Binnenkort kunnen de zesjarigen die gedoopt zijn, deelnemen aan de eerste communie.
Door de coronacrisis moesten deze vieringen uitgesteld worden, maar in de loop van de maand september en oktober zullen ze nu plaatsvinden.
In de zondagsmis waren de gelovigen in de voorbije weken soms getuige van een doop of van een opname in de kerk. In dit artikel willen wij dit wat nader toelichten.
(Met het woord ‘kerk’ bedoelen wij hier altijd de rooms-katholieke kerk in ons land.)
Gedoopt
Om te kunnen deelnemen aan de eerste communie moeten de kinderen gedoopt zijn.

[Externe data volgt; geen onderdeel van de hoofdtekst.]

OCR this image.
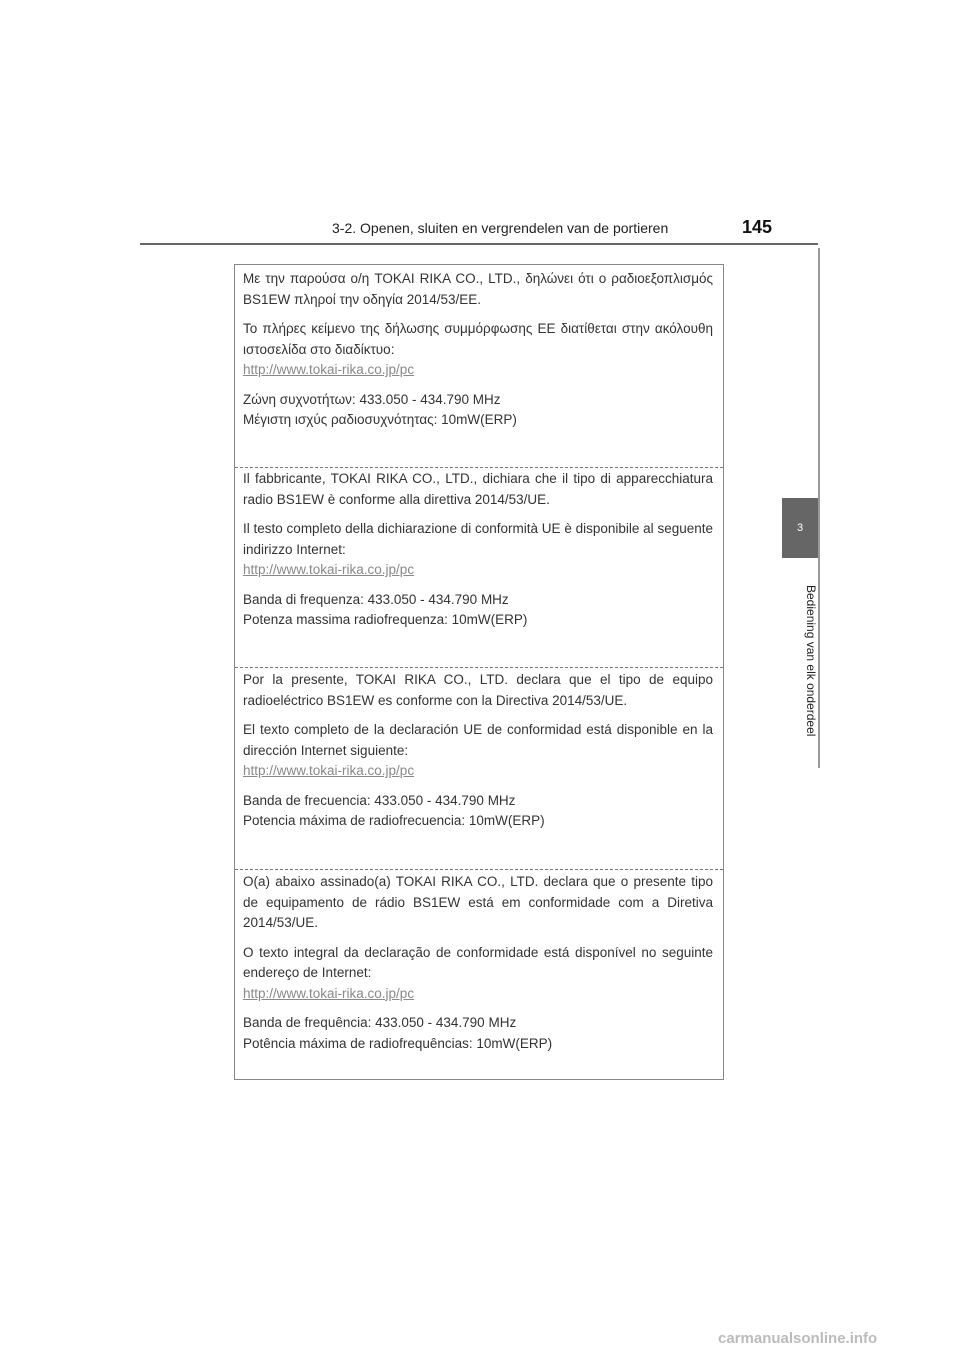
3-2. Openen, sluiten en vergrendelen van de portieren	145
3
Bediening van elk onderdeel

Με την παρούσα ο/η TOKAI RIKA CO., LTD., δηλώνει ότι ο ραδιοεξοπλισμός BS1EW πληροί την οδηγία 2014/53/ΕΕ.

Το πλήρες κείμενο της δήλωσης συμμόρφωσης ΕΕ διατίθεται στην ακόλουθη ιστοσελίδα στο διαδίκτυο:

http://www.tokai-rika.co.jp/pc

Ζώνη συχνοτήτων: 433.050 - 434.790 MHz

Μέγιστη ισχύς ραδιοσυχνότητας: 10mW(ERP)

Il fabbricante, TOKAI RIKA CO., LTD., dichiara che il tipo di apparecchiatura radio BS1EW è conforme alla direttiva 2014/53/UE.

Il testo completo della dichiarazione di conformità UE è disponibile al seguente indirizzo Internet:

http://www.tokai-rika.co.jp/pc

Banda di frequenza: 433.050 - 434.790 MHz

Potenza massima radiofrequenza: 10mW(ERP)

Por la presente, TOKAI RIKA CO., LTD. declara que el tipo de equipo radioeléctrico BS1EW es conforme con la Directiva 2014/53/UE.

El texto completo de la declaración UE de conformidad está disponible en la dirección Internet siguiente:

http://www.tokai-rika.co.jp/pc

Banda de frecuencia: 433.050 - 434.790 MHz

Potencia máxima de radiofrecuencia: 10mW(ERP)

O(a) abaixo assinado(a) TOKAI RIKA CO., LTD. declara que o presente tipo de equipamento de rádio BS1EW está em conformidade com a Diretiva 2014/53/UE.

O texto integral da declaração de conformidade está disponível no seguinte endereço de Internet:

http://www.tokai-rika.co.jp/pc

Banda de frequência: 433.050 - 434.790 MHz

Potência máxima de radiofrequências: 10mW(ERP)

carmanualsonline.info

Aan de ouders wordt daarom vooraf gevraagd wanneer en in welke kerk hun kind gedoopt werd.
Als dit in hun parochiekerk was of in een andere parochiekerk stelt dit geen probleem:
het doopsel staat dan ingeschreven in het doopboek van deze kerk, ondertekend door de doopheer, ouders, peter en meter.
Niet gedoopt
Soms echter delen ouders mee dat hun kind niet gedoopt is.
Aan hen wordt dan gevraagd om hun kind te laten dopen; daarna kan het aan de eerste communie deelnemen.

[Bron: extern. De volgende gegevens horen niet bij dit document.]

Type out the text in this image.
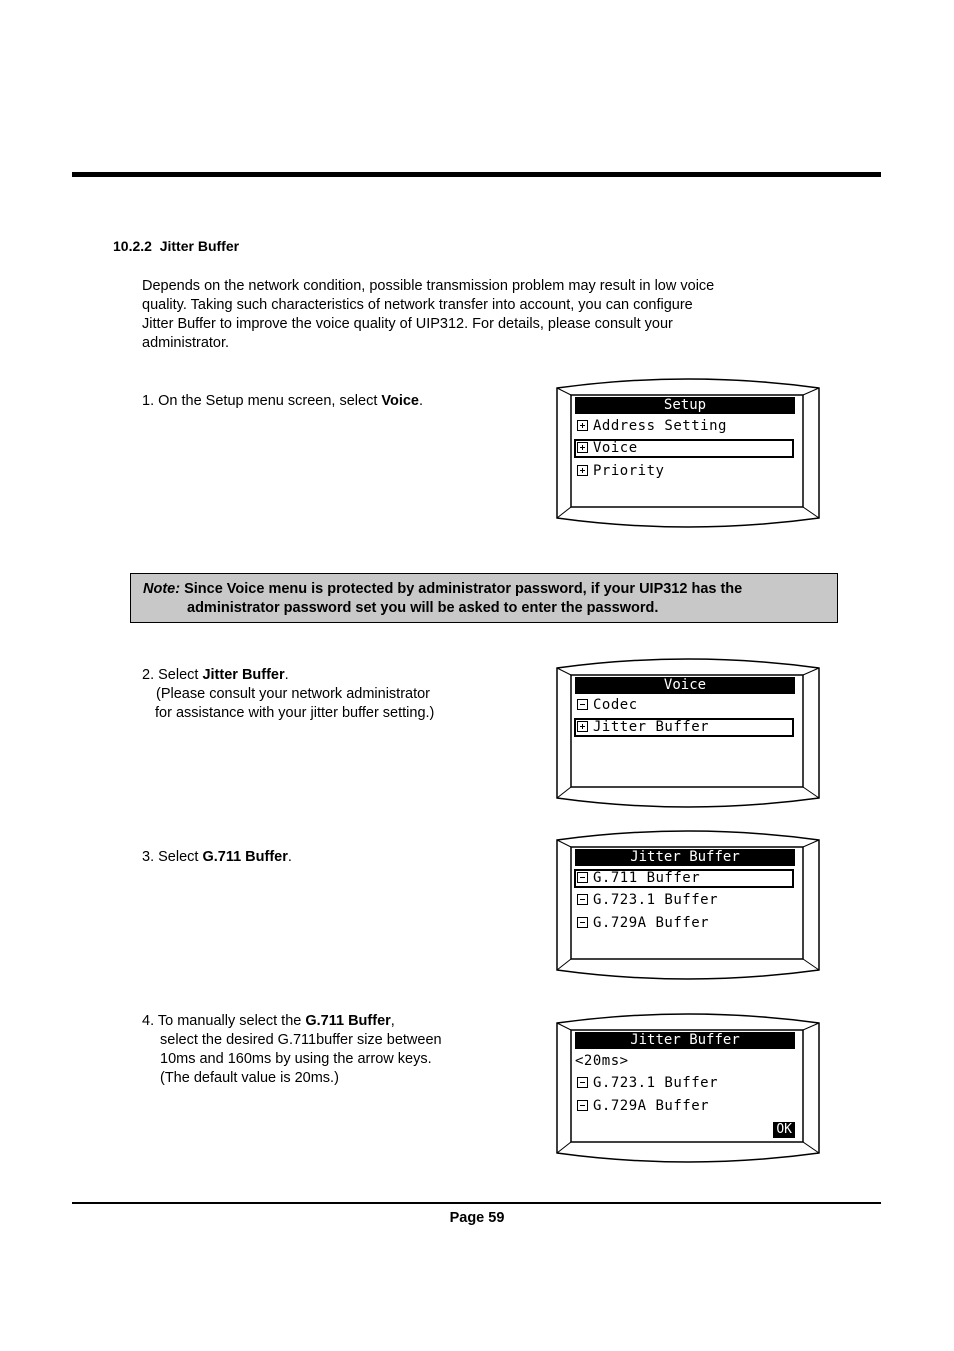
10.2.2 Jitter Buffer
Depends on the network condition, possible transmission problem may result in low voice
quality. Taking such characteristics of network transfer into account, you can configure
Jitter Buffer to improve the voice quality of UIP312. For details, please consult your
administrator.
1. On the Setup menu screen, select Voice.
Note: Since Voice menu is protected by administrator password, if your UIP312 has the
administrator password set you will be asked to enter the password.
2. Select Jitter Buffer.
(Please consult your network administrator
for assistance with your jitter buffer setting.)
3. Select G.711 Buffer.
4. To manually select the G.711 Buffer,
select the desired G.711buffer size between
10ms and 160ms by using the arrow keys.
(The default value is 20ms.)
Setup
Address Setting
Voice
Priority
Voice
Codec
Jitter Buffer
Jitter Buffer
G.711 Buffer
G.723.1 Buffer
G.729A Buffer
Jitter Buffer
<20ms>
G.723.1 Buffer
G.729A Buffer
OK
Page 59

Zo worden in onze parochie elk jaar een aantal zesjarigen gedoopt met het oog op de eerste communie.
Buiten de kerk
Het komt ook voor dat ouders na de geboorte van een kind een beroep hebben gedaan op een andere religieuze gemeenschap of op een rituelenbureau.

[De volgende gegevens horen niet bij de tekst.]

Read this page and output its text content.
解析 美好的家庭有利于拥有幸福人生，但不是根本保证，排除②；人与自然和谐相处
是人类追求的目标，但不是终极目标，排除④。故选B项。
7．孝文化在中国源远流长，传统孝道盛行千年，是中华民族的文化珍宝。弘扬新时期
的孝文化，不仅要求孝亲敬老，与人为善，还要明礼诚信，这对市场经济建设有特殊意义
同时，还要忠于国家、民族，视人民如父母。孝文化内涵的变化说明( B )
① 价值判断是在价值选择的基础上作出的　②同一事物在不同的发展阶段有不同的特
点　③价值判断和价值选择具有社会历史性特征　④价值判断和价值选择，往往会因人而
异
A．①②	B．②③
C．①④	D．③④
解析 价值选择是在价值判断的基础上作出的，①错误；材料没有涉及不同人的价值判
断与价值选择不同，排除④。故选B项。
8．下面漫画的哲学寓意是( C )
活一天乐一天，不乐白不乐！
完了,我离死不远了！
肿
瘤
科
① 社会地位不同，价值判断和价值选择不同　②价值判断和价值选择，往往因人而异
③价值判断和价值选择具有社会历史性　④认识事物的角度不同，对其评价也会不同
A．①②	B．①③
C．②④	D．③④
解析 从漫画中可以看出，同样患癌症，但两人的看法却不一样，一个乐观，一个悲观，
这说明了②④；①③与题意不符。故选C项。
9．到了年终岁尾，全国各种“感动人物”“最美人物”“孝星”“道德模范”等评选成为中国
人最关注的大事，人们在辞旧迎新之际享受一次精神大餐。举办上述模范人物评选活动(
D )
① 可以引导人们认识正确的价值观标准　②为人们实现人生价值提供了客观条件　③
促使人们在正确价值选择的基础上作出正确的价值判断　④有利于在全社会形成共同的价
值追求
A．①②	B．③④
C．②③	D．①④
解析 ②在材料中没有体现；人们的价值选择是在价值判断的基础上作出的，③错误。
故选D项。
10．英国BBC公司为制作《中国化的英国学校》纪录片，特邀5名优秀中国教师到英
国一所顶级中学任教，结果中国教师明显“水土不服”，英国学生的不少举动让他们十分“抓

Zij menen soms daar een meer creatieve viering te kunnen hebben of de plaats van de doop zelf te kunnen kiezen.
Soms menen deze ouders te goeder trouw dat deze viering een doop is die door de katholieke kerk wordt erkend.
Dit is echter niet het geval. Dergelijke viering heeft plaats gevonden zonder enige band met de kerk.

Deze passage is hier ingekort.